Considera cuán manso ha sido siempre en el sufrir, cuán sabio en el responder, cuán piadoso en el juzgar, cuán misericordioso en el recibir, y cuán largo en el perdonar. Y, después que así lo hubieses mirado, y deleitándote de ver tan acabada figura, vuelve los ojos a mirarle tal cual aquí le ves: cubierto con aquella púrpura de escarnio, la caña por cetro real en la mano, y aquella horrible diadema en la cabeza, y aquellos ojos mortales, y aquel rostro difunto, y aquella figura toda borrada con la sangre, y afeada con las salivas que por todo el rostro estaban tendidas. Míralo todo dentro y fuera: el corazón atravesado con dolores, el cuerpo lleno de llagas, desamparado de sus discípulos, perseguido de los judíos, escarnecido de los soldados y despreciado de los pontífices, desechado del rey inicuo, acusado injustamente y desamparado de todo favor humano”


   San Luís María Grignion de Montfort; El amor de la Sabiduría eterna, n. 173:


   “La Sabiduría eterna quiere que su Cruz sea la insignia, el distintivo y el arma de todos sus elegidos. En efecto, no reconoce como hijo a quien no posea esta insignia, ni como discípulo a quien no la lleve en la frente sin avergonzarse. Y exclama: “El que quiera venir conmigo, que reniegue de si mismo, que cargue con su cruz y me siga (Mt16,24)”

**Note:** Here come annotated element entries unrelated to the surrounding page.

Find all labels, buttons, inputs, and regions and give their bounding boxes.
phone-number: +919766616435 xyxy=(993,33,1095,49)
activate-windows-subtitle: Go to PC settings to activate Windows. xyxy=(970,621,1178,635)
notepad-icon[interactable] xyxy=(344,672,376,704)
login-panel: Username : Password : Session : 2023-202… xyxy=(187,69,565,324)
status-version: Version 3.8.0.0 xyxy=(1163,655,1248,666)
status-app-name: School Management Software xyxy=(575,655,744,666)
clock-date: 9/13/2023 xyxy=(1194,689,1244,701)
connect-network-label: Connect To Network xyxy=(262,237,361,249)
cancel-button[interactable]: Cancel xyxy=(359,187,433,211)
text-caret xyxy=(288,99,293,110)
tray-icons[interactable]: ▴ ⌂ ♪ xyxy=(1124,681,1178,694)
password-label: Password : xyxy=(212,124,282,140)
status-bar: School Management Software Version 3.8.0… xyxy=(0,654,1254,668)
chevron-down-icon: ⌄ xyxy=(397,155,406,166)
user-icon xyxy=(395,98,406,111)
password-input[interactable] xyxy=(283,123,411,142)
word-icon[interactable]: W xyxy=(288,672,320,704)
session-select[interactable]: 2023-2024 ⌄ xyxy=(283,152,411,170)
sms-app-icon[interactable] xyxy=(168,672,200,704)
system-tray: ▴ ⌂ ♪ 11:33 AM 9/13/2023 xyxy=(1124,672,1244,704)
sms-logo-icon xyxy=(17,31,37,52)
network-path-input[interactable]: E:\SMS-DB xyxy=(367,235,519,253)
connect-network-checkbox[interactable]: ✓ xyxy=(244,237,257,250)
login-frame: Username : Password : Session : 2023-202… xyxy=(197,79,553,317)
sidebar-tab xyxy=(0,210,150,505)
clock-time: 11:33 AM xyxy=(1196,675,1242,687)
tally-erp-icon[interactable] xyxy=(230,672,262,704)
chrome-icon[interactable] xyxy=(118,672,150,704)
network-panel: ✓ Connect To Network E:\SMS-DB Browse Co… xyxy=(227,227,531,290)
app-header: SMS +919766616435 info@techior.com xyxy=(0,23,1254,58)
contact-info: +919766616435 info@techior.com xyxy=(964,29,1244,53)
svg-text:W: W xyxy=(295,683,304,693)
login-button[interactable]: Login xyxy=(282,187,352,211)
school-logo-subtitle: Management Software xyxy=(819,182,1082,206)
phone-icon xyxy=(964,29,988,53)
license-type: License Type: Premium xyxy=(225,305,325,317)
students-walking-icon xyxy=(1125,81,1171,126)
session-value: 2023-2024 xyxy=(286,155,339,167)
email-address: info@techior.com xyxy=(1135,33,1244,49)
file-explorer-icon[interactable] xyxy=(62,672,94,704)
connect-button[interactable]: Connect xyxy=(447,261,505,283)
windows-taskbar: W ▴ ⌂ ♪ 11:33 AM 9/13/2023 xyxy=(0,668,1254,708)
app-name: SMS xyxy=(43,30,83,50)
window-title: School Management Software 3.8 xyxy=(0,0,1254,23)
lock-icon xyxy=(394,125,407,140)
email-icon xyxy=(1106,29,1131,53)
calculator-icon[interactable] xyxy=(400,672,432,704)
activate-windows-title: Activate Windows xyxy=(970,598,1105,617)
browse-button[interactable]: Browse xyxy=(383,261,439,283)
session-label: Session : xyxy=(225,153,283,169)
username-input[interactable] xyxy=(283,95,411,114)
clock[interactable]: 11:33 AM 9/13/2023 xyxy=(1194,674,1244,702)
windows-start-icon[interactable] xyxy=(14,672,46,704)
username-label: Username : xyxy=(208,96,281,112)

   San Josemaría, Meditación 29-IV-1963, Registro Histórico del Fundador, n. 20119, punto 13, citado por Mons. Álvaro del Portillo en VV. AA., Santidad y Mundo. Estudios en torno a las enseñanzas de san Josemaría Escrivá, Pamplona 1996, punto 286:


   “Tú has hecho, Señor, que yo entendiera que tener la Cruz es encontrar la felicidad, la alegría. Y la razón –la veo con más claridad que nunca- es ésta: tener la Cruz es identificarse con Cristo, es ser Cristo, y por eso, ser hijo de Dios”



 Santa Catalina de Siena; Cartas n.333:


   “Anégate en la sangre de Cristo crucificado; báñate en su sangre, sáciate con su sangre; embriágate con su sangre; vístete de su sangre; duélete de ti mismo en su sangre; alégrate en su sangre; crece y fortifícate en su sangre; pierde la debilidad y la ceguera en la sangre del Cordero inmaculado; y con su luz, corre como caballero viril, a buscar el honor de dios, el bien de su Santa Iglesia y la salud de las almas en su sangre”


   Beata Isabel de la Trinidad, El Cielo en la Tierra, día 3º:


   “El alma debe dejarse inmolar siguiendo los designios de la voluntad del Padre a ejemplo de su Cristo adorado. Cada acontecimiento y suceso de la vida, cada dolor y gozo es un sacramento por el que Dios se comunica al alma. Por eso ella ya no establece diferencias entre semejantes cosas. Las supera, las trasciende para descansar, por encima de todo, en su divino Maestro. El alma le eleva a gran altura en la montaña de su corazón. Sí, le coloca por encima de las gracias, consuelos y dulzuras  que de Él proceden. El amor tiene esa propiedad: ni se busca a sí mismo, ni se reserva nada. Todo se lo entrega al Amado ¡Feliz el alma que ama de verdad! Dios queda prisionero de su amor.”


   Evidentemente, esa madurez y grandeza interior, que se manifiesta en el sufrimiento, son fruto, no de nuestras solas fuerzas, sino de la libre cooperación con la gracia del Redentor crucificado, que actúa en medio de los sufrimientos humanos por su Espíritu, transformando, en cierto sentido, la esencia misma de la vida espiritual acercando hacia Él al hombre sufriente.  Sólo Jesucristo puede enseñar, al hermano que sufre, ese intercambio de amor que se esconde en el profundo misterio de la Redención.